BOSTON (SHNS) – After working through the 2009 H1N1 outbreak and picking up lessons along the way, Massachusetts public health officials built a state-of-the-art data system that will be put to the test in the coming months as the state rolls out a vaccine and campaign to get enough residents inoculated against COVID-19 to bring an end to this pandemic.
The system, the Massachusetts Immunization Information System, facilitates vaccine ordering and patient vaccination status tracking, and can be used to remind patients when they need to return for a crucial second dose of the two-part coronavirus protection.
“The Massachusetts Immunization Information System is going to be a cornerstone of this whole campaign,” Pejman Talebian, director of the Immunization Division for the Department of Public Health, said Thursday during a meeting of the Public Health Council.

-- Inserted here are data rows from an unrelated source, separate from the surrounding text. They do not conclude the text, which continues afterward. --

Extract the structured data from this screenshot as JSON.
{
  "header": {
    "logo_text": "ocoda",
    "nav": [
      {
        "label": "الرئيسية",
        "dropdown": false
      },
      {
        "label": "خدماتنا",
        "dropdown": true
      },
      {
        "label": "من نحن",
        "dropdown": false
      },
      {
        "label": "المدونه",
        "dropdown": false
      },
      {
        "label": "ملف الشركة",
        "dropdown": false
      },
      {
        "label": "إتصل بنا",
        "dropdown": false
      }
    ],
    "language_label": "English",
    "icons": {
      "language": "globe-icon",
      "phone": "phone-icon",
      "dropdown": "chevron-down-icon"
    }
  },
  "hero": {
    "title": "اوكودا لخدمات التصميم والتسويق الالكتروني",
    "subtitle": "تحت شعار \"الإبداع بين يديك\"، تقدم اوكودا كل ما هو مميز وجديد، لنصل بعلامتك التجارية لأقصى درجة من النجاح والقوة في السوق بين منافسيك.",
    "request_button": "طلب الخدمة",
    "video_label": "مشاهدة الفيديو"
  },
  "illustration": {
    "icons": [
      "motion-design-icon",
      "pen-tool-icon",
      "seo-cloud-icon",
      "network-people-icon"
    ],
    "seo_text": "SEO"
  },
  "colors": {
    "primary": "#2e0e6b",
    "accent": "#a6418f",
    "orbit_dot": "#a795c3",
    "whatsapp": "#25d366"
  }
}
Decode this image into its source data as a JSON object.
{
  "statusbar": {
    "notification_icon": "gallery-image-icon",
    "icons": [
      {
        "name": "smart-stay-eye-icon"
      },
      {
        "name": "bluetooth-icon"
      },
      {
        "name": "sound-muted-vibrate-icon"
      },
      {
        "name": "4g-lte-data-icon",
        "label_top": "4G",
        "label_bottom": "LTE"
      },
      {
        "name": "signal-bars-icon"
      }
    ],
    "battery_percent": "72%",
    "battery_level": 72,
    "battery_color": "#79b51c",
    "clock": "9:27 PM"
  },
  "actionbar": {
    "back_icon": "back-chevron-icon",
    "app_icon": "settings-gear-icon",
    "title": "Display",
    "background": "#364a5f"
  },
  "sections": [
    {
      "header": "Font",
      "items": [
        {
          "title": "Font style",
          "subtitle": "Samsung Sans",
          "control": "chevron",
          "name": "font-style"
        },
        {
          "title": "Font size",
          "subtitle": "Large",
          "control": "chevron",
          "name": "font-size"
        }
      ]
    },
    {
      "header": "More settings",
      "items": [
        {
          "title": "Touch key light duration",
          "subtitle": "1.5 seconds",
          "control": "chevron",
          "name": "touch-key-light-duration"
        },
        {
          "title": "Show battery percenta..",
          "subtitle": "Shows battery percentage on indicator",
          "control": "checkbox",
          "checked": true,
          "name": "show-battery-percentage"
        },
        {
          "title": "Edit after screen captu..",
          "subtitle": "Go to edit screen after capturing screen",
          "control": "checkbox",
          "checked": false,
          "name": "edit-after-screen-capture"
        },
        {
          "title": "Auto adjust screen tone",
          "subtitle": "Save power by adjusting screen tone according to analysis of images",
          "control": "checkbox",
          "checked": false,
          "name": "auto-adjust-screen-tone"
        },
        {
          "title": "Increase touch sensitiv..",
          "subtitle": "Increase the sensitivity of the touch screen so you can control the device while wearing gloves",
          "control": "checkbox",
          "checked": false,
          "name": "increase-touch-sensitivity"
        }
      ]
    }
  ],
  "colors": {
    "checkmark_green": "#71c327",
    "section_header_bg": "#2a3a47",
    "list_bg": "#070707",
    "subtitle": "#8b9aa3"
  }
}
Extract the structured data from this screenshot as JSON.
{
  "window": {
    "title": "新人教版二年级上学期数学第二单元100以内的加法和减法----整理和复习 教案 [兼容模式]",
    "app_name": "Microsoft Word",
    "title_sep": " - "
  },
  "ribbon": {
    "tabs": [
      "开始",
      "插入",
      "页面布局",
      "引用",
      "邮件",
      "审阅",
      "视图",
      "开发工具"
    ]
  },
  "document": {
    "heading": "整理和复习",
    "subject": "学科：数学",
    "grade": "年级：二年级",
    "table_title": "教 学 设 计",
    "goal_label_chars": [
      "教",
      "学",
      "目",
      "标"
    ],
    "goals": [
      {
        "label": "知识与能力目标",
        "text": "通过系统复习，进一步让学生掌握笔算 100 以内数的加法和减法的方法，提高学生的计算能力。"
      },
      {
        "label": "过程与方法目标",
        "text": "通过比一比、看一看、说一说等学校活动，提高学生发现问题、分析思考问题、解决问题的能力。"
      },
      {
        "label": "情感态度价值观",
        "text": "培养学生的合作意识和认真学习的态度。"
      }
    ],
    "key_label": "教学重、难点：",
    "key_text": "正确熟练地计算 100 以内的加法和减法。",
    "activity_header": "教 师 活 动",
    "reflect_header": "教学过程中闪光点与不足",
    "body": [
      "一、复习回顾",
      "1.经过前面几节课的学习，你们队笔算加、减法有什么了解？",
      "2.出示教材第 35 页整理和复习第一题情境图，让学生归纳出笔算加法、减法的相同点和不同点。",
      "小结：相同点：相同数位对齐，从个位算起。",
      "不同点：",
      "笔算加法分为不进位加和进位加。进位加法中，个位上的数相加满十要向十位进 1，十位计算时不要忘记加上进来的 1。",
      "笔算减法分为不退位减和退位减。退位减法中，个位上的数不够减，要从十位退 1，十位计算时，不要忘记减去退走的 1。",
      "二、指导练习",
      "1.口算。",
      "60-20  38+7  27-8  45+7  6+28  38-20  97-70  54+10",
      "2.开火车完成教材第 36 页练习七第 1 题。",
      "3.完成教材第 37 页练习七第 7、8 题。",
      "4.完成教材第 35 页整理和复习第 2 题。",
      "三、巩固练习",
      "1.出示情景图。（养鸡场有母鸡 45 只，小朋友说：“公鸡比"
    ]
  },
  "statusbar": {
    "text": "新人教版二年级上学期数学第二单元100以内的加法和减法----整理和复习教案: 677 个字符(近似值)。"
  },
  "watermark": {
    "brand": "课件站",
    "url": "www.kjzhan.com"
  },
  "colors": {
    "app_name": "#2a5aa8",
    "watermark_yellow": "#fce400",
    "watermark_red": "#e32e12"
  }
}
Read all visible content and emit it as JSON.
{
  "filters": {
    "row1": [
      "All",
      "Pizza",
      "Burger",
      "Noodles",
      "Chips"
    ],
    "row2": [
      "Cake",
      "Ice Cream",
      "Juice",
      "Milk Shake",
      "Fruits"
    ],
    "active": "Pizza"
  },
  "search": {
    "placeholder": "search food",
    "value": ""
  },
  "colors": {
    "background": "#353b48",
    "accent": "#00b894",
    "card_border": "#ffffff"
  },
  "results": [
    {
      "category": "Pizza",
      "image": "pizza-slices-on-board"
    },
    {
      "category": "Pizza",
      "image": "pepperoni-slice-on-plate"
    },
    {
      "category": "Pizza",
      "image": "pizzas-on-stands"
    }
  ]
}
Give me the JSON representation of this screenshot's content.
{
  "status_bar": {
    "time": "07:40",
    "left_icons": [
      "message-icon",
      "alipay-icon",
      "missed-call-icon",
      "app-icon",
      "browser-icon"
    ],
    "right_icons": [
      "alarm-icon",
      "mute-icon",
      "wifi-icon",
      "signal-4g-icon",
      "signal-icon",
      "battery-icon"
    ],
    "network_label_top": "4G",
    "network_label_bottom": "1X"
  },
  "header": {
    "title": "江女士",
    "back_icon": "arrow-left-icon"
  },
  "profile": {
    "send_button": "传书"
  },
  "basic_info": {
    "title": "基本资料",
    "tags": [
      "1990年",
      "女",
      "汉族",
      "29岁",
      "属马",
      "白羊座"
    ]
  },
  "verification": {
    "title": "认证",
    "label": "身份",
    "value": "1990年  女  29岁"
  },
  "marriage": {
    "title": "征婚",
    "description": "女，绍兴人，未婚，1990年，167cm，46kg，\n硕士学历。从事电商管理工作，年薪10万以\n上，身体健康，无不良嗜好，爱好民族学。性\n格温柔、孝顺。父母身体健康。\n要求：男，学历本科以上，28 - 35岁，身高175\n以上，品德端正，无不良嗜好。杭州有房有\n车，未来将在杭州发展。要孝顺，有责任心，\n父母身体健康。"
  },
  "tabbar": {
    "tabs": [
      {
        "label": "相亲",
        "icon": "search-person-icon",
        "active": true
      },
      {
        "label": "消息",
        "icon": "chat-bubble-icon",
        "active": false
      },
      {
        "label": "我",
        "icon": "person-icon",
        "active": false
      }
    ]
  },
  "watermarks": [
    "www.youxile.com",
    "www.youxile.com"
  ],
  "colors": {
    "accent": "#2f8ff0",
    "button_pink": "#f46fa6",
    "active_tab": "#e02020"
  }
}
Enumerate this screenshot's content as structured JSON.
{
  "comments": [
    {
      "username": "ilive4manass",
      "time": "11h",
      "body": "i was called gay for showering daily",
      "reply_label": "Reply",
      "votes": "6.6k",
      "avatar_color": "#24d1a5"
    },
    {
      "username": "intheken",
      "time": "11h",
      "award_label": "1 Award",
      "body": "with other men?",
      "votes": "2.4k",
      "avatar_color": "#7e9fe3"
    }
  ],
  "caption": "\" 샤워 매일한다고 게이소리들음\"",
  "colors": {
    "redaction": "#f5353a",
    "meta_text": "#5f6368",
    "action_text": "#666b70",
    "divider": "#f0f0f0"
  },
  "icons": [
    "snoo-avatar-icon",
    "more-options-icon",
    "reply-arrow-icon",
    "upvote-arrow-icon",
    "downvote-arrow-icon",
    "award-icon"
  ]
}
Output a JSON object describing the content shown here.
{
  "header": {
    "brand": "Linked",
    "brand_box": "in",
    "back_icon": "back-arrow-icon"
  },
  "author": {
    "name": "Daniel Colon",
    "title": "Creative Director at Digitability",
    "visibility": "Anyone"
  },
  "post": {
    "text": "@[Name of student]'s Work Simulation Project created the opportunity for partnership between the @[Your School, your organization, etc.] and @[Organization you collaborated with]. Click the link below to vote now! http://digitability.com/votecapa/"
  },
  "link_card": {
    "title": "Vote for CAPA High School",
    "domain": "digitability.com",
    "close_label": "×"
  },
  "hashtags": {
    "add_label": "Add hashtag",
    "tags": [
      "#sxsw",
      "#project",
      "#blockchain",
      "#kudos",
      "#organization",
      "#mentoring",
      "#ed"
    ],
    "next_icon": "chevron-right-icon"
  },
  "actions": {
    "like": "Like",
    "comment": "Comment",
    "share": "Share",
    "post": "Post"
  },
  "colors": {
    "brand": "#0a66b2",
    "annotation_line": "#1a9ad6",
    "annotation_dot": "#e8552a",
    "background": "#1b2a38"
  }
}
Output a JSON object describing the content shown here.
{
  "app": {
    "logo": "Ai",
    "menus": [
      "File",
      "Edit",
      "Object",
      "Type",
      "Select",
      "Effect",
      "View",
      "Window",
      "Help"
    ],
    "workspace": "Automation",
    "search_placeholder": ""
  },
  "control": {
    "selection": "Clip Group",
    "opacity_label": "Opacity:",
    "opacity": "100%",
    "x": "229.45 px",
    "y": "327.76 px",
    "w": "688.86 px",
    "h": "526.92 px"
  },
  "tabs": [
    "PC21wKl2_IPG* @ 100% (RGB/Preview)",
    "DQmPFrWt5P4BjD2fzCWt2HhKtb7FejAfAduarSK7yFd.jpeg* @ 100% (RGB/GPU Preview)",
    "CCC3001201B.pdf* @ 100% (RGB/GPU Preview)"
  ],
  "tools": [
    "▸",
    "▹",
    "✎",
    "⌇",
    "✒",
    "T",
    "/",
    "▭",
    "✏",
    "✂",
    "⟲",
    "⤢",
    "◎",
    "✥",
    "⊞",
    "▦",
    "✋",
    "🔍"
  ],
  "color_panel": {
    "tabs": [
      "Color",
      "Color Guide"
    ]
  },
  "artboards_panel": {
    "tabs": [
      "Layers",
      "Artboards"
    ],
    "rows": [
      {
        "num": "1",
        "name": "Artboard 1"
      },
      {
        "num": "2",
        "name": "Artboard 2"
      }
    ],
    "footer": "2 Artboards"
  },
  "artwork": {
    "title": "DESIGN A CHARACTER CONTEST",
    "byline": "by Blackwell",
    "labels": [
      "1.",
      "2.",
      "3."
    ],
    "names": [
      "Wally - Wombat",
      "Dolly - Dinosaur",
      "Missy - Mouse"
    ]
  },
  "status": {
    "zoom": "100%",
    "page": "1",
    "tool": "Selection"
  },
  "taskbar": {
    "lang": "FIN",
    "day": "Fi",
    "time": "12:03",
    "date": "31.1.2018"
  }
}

The system, which began to be rolled out in 2011 and is now fully operational, is meant to establish “a complete, accurate, secure, real-time immunization record for residents of Massachusetts of all ages,” DPH said. Assistant DPH Commissioner Kevin Cranston, who leads the Bureau of Infectious Disease and Laboratory Sciences, said the system came about as a result of the so-called swine flu pandemic a decade ago.
“We are building on the experience of the H1N1 pandemic and the learnings from that experience prompted us over the last decade to build a brand new vaccine registry,” he said. “It’s a state-of-the-art system, web-based, highly secure. It serves as an ordering system for providers, it’s an inventory system that allows us to track the current status of the administration of the vaccine, and it allows us to know where they are at any given moment.”
In 2009, an H1N1 virus “distantly related” to the virus that fueled the 1918 flu pandemic returned and killed more than 18,000 people worldwide, according to the U.S. Centers for Disease Control and World Health Organization.
DPH said MIIS has been “enhanced” to prepare for COVID-19 vaccine administration.
Not only can DPH use MIIS to track vaccine orders and to check in on vaccine administration around the state, but doctors and others who will be giving the vaccine can use it as well.
“It will be the key tool that all health care providers will be able to use to specifically track their patients and whether their patients have received a first dose, and if they’re due for a second dose and which second dose they’re due for,” Talebian said.
Because the two COVID-19 vaccines furthest along in the approval process — Pfizer’s and Moderna’s vaccines — require two shots weeks apart, Talebian said the MIIS system will also be used to remind patients who are due for their second dose to get it and remind them which vaccine they received.
“That’s a really critical part of this whole campaign,” he said.
When Gov. Charlie Baker on Wednesday announced the state’s plans to make COVID-19 vaccines available, he said Massachusetts expects to receive 60,000 doses of the Pfizer vaccine by Dec. 15 and is counting on 300,000 doses, including both Moderna- and Pfizer-manufactured vaccines, by the end of the month.
120,000 More Doses Coming
Cranston on Thursday morning was able to provide additional details on the second shipment of vaccines the state is anticipating.
“We’ve gotten confirmation just in the last 24 hours of about 120,000 doses of the Moderna vaccine as our initial allocation for that vaccine and that is estimated to arrive on or about Dec. 22,” he said.
As the first vaccine rolls out, the biggest challenge will be the supply chain and making sure there is enough of the vaccine manufactured, shipped and allocated to Massachusetts. But as other vaccine candidates advance and get approved, as Cranston said he expects will happen over the coming weeks and months, DPH’s challenges will change.
“Later on, the challenge is really going to be capacity of the systems to perform the vaccination itself,” Cranston said. “We will go from a dearth of vaccine to a flood of vaccine and multiple formulations with a significant coordination and administration challenge.”